“Minibatch Discrimination”, 2016-06-10 ():
…One of the main failure modes for GAN is for the Generator to collapse to a parameter setting where it always emits the same point. When collapse to a single mode is imminent, the gradient of the Discriminator may point in similar directions for many similar points. Because the Discriminator processes each example independently, there is no coordination between its gradients, and thus no mechanism to tell the outputs of the Generator to become more dissimilar to each other. Instead, all outputs race toward a single point that the Discriminator currently believes is highly realistic. After collapse has occurred, the Discriminator learns that this single point comes from the Generator, but gradient descent is unable to separate the identical outputs.

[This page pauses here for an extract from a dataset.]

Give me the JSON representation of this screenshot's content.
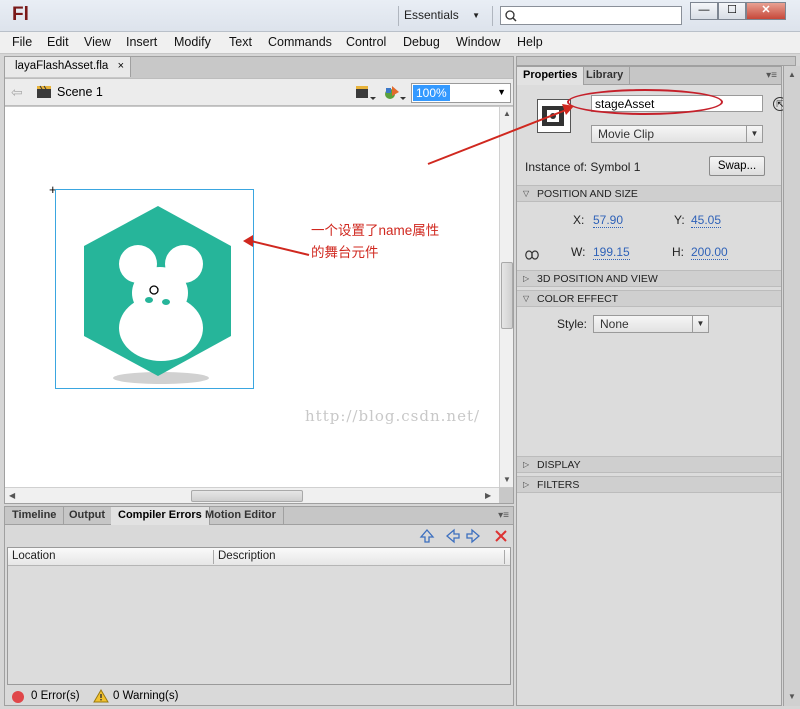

The gradients of the Discriminator then push the single point produced by the Generator around space forever, and the algorithm cannot converge to a distribution with the correct amount of entropy.
An obvious strategy to avoid this type of failure is to allow the Discriminator to look at multiple data examples in combination, and perform what we call minibatch discrimination.
The concept of minibatch discrimination is quite general: any Discriminator model that looks at multiple examples in combination, rather than in isolation, could potentially help avoid collapse of the Generator. In fact, the successful application of batch normalization in the Discriminator by et al 2015 is well explained from this perspective.
…We compute these minibatch features [internal model embedding] separately for samples from the Generator and from the training data. As before, the Discriminator is still required to output a single number for each example indicating how likely it is to come from the training data: The task of the Discriminator is thus effectively still to classify single examples as real data or generated data, but it is now able to use the other examples in the minibatch as side information. Minibatch discrimination allows us to generate visually appealing samples very quickly, and in this regard it is superior to feature matching (§6).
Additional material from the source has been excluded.